Footballing genius, hairstyle novice and Manchester United legend – there can be no doubts that Sir Bobby Charlton was one of England’s greatest ever players. In the opening exchanges Alex Ferguson goes as far as claiming that he was “unquestionably the greatest player of all time..” Anyone who’s lost whole evenings down the pub debating such questions may have their own opinions, but after watching this sumptuous documentary it feels almost rude to question Fergie’s assessment.
The first half is a rather sombre affair as Bobby recounts the story of the air disaster that ripped apart one of the best teams England had ever seen in 1958. Watching Charlton come close to tears as he describes his sadness at losing so many of his ‘best mates’, including the tragic Duncan Edwards is a one of many touching moments. Ferguson may think the man with with the most iconic comb-over ever was the greatest, but Bobby explains how he looked up to Edwards during the pair’s early days at Old Trafford.
Once you get to know the man a bit, such a statement is hardly surprising.
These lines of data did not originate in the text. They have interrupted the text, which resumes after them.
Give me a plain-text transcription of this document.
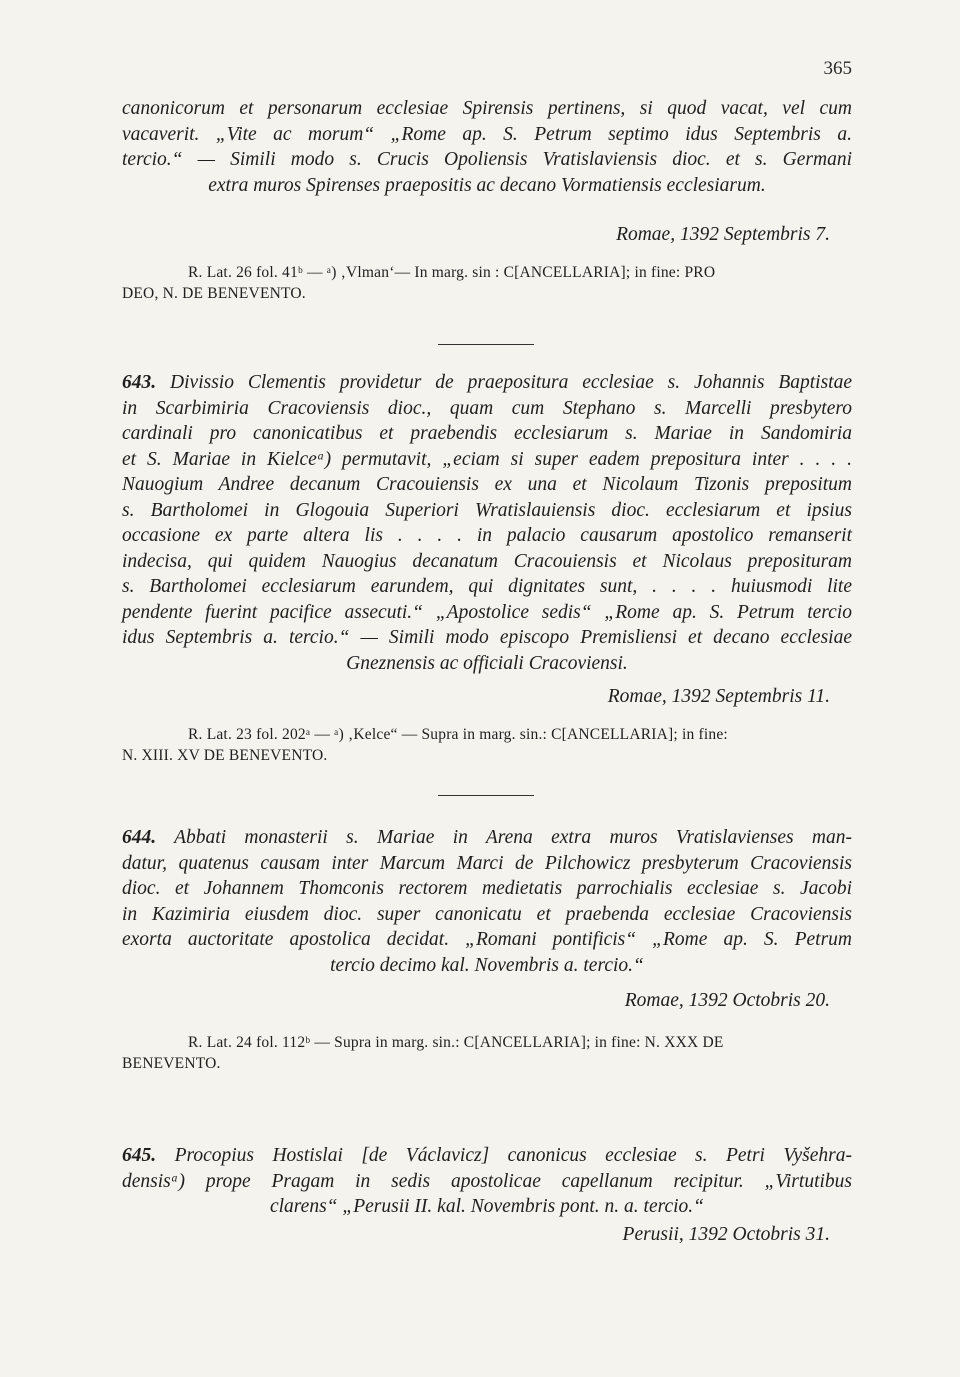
365

canonicorum et personarum ecclesiae Spirensis pertinens, si quod vacat, vel cum
vacaverit. „Vite ac morum“ „Rome ap. S. Petrum septimo idus Septembris a.
tercio.“ — Simili modo s. Crucis Opoliensis Vratislaviensis dioc. et s. Germani
extra muros Spirenses praepositis ac decano Vormatiensis ecclesiarum.

Romae, 1392 Septembris 7.

R. Lat. 26 fol. 41ᵇ — ᵃ) ‚Vlman‘— In marg. sin : C[ANCELLARIA]; in fine: PRO
DEO, N. DE BENEVENTO.

643. Divissio Clementis providetur de praepositura ecclesiae s. Johannis Baptistae
in Scarbimiria Cracoviensis dioc., quam cum Stephano s. Marcelli presbytero
cardinali pro canonicatibus et praebendis ecclesiarum s. Mariae in Sandomiria
et S. Mariae in Kielceᵃ) permutavit, „eciam si super eadem prepositura inter . . . .
Nauogium Andree decanum Cracouiensis ex una et Nicolaum Tizonis prepositum
s. Bartholomei in Glogouia Superiori Wratislauiensis dioc. ecclesiarum et ipsius
occasione ex parte altera lis . . . . in palacio causarum apostolico remanserit
indecisa, qui quidem Nauogius decanatum Cracouiensis et Nicolaus preposituram
s. Bartholomei ecclesiarum earundem, qui dignitates sunt, . . . . huiusmodi lite
pendente fuerint pacifice assecuti.“ „Apostolice sedis“ „Rome ap. S. Petrum tercio
idus Septembris a. tercio.“ — Simili modo episcopo Premisliensi et decano ecclesiae
Gneznensis ac officiali Cracoviensi.

Romae, 1392 Septembris 11.

R. Lat. 23 fol. 202ᵃ — ᵃ) ‚Kelce“ — Supra in marg. sin.: C[ANCELLARIA]; in fine:
N. XIII. XV DE BENEVENTO.

644. Abbati monasterii s. Mariae in Arena extra muros Vratislavienses man-
datur, quatenus causam inter Marcum Marci de Pilchowicz presbyterum Cracoviensis
dioc. et Johannem Thomconis rectorem medietatis parrochialis ecclesiae s. Jacobi
in Kazimiria eiusdem dioc. super canonicatu et praebenda ecclesiae Cracoviensis
exorta auctoritate apostolica decidat. „Romani pontificis“ „Rome ap. S. Petrum
tercio decimo kal. Novembris a. tercio.“

Romae, 1392 Octobris 20.

R. Lat. 24 fol. 112ᵇ — Supra in marg. sin.: C[ANCELLARIA]; in fine: N. XXX DE
BENEVENTO.

645. Procopius Hostislai [de Václavicz] canonicus ecclesiae s. Petri Vyšehra-
densisᵃ) prope Pragam in sedis apostolicae capellanum recipitur. „Virtutibus
clarens“ „Perusii II. kal. Novembris pont. n. a. tercio.“

Perusii, 1392 Octobris 31.
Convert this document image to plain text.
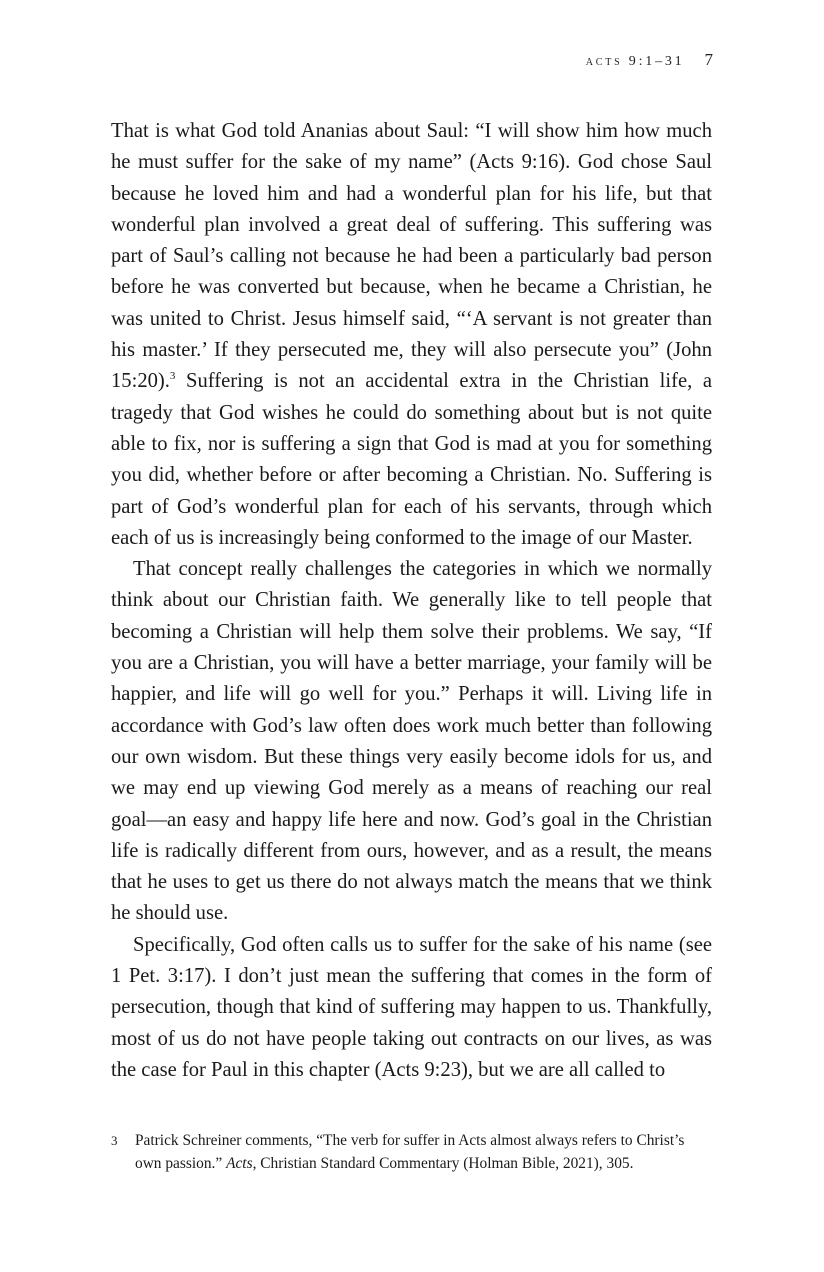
acts 9:1–31 7

That is what God told Ananias about Saul: “I will show him how much he must suffer for the sake of my name” (Acts 9:16). God chose Saul because he loved him and had a wonderful plan for his life, but that wonderful plan involved a great deal of suffering. This suffering was part of Saul’s calling not because he had been a particularly bad person before he was converted but because, when he became a Christian, he was united to Christ. Jesus himself said, “‘A servant is not greater than his master.’ If they persecuted me, they will also persecute you” (John 15:20).$^3$ Suffering is not an accidental extra in the Christian life, a tragedy that God wishes he could do something about but is not quite able to fix, nor is suffering a sign that God is mad at you for something you did, whether before or after becoming a Christian. No. Suffering is part of God’s wonderful plan for each of his servants, through which each of us is increasingly being conformed to the image of our Master.

That concept really challenges the categories in which we normally think about our Christian faith. We generally like to tell people that becoming a Christian will help them solve their problems. We say, “If you are a Christian, you will have a better marriage, your family will be happier, and life will go well for you.” Perhaps it will. Living life in accordance with God’s law often does work much better than following our own wisdom. But these things very easily become idols for us, and we may end up viewing God merely as a means of reaching our real goal—an easy and happy life here and now. God’s goal in the Christian life is radically different from ours, however, and as a result, the means that he uses to get us there do not always match the means that we think he should use.

Specifically, God often calls us to suffer for the sake of his name (see 1 Pet. 3:17). I don’t just mean the suffering that comes in the form of persecution, though that kind of suffering may happen to us. Thankfully, most of us do not have people taking out contracts on our lives, as was the case for Paul in this chapter (Acts 9:23), but we are all called to

3	Patrick Schreiner comments, “The verb for suffer in Acts almost always refers to Christ’s own passion.” Acts, Christian Standard Commentary (Holman Bible, 2021), 305.
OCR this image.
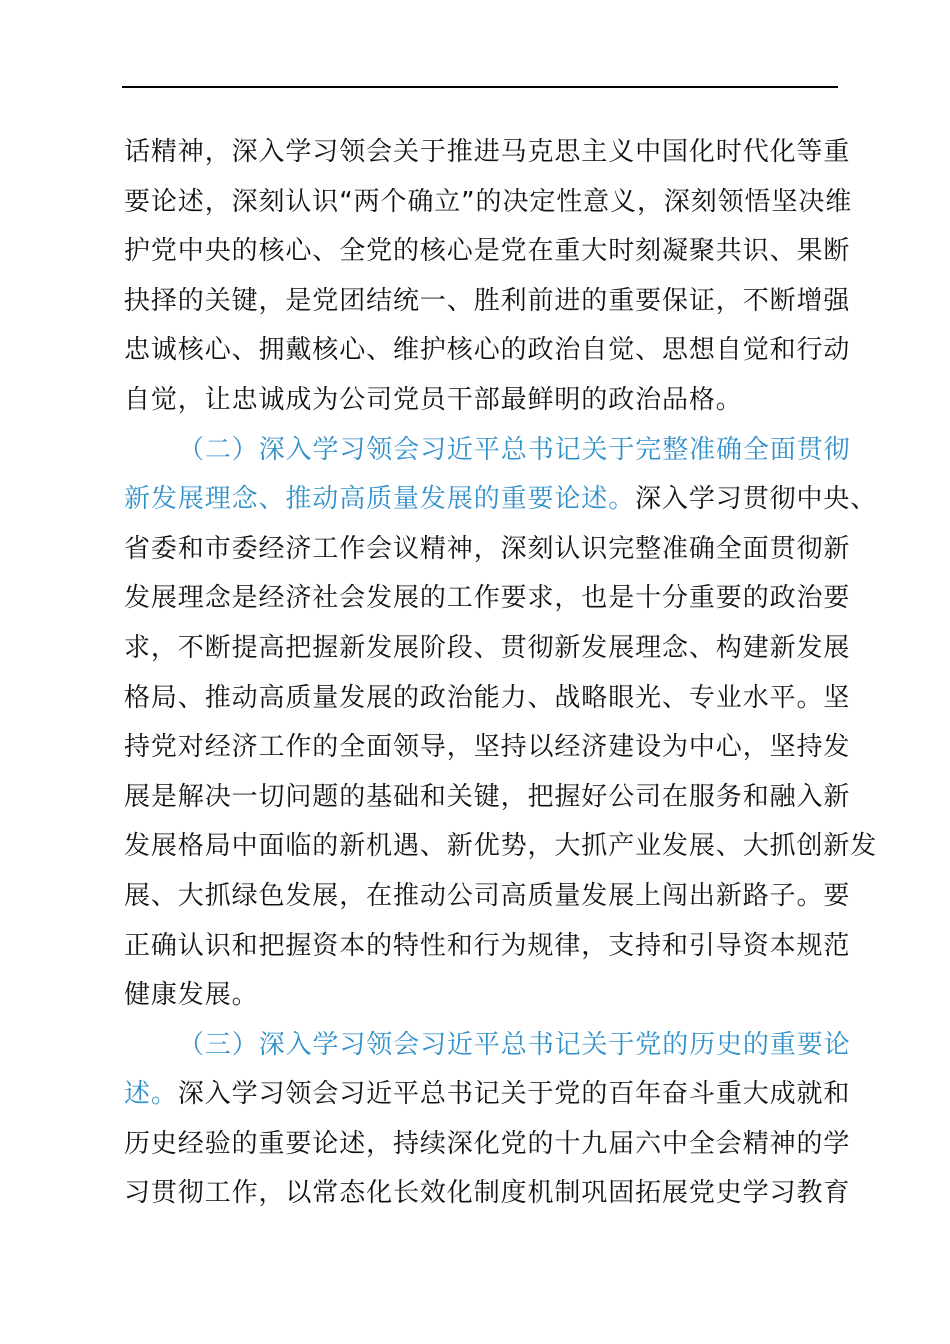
话精神，深入学习领会关于推进马克思主义中国化时代化等重
要论述，深刻认识“两个确立”的决定性意义，深刻领悟坚决维
护党中央的核心、全党的核心是党在重大时刻凝聚共识、果断
抉择的关键，是党团结统一、胜利前进的重要保证，不断增强
忠诚核心、拥戴核心、维护核心的政治自觉、思想自觉和行动
自觉，让忠诚成为公司党员干部最鲜明的政治品格。
（二）深入学习领会习近平总书记关于完整准确全面贯彻
新发展理念、推动高质量发展的重要论述。深入学习贯彻中央、
省委和市委经济工作会议精神，深刻认识完整准确全面贯彻新
发展理念是经济社会发展的工作要求，也是十分重要的政治要
求，不断提高把握新发展阶段、贯彻新发展理念、构建新发展
格局、推动高质量发展的政治能力、战略眼光、专业水平。坚
持党对经济工作的全面领导，坚持以经济建设为中心，坚持发
展是解决一切问题的基础和关键，把握好公司在服务和融入新
发展格局中面临的新机遇、新优势，大抓产业发展、大抓创新发
展、大抓绿色发展，在推动公司高质量发展上闯出新路子。要
正确认识和把握资本的特性和行为规律，支持和引导资本规范
健康发展。
（三）深入学习领会习近平总书记关于党的历史的重要论
述。深入学习领会习近平总书记关于党的百年奋斗重大成就和
历史经验的重要论述，持续深化党的十九届六中全会精神的学
习贯彻工作，以常态化长效化制度机制巩固拓展党史学习教育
Charlton’s humility is one of the attributes that makes him not only a United legend, but a genuine gentleman of the game. “I shouldn’t be talking about my own goals..” he says before reluctantly re-living one of his favourites in front of the Stretford End. Indeed it’s fortunate that so many people from the footballing community were happy to come forward with their anecdotes, because you get the feeling that Bobby would be the last person in the world to blow his own trumpet. “I could knock one in now and again..” he says, which judging by the amount of archive footage on display, is a bit of an understatement.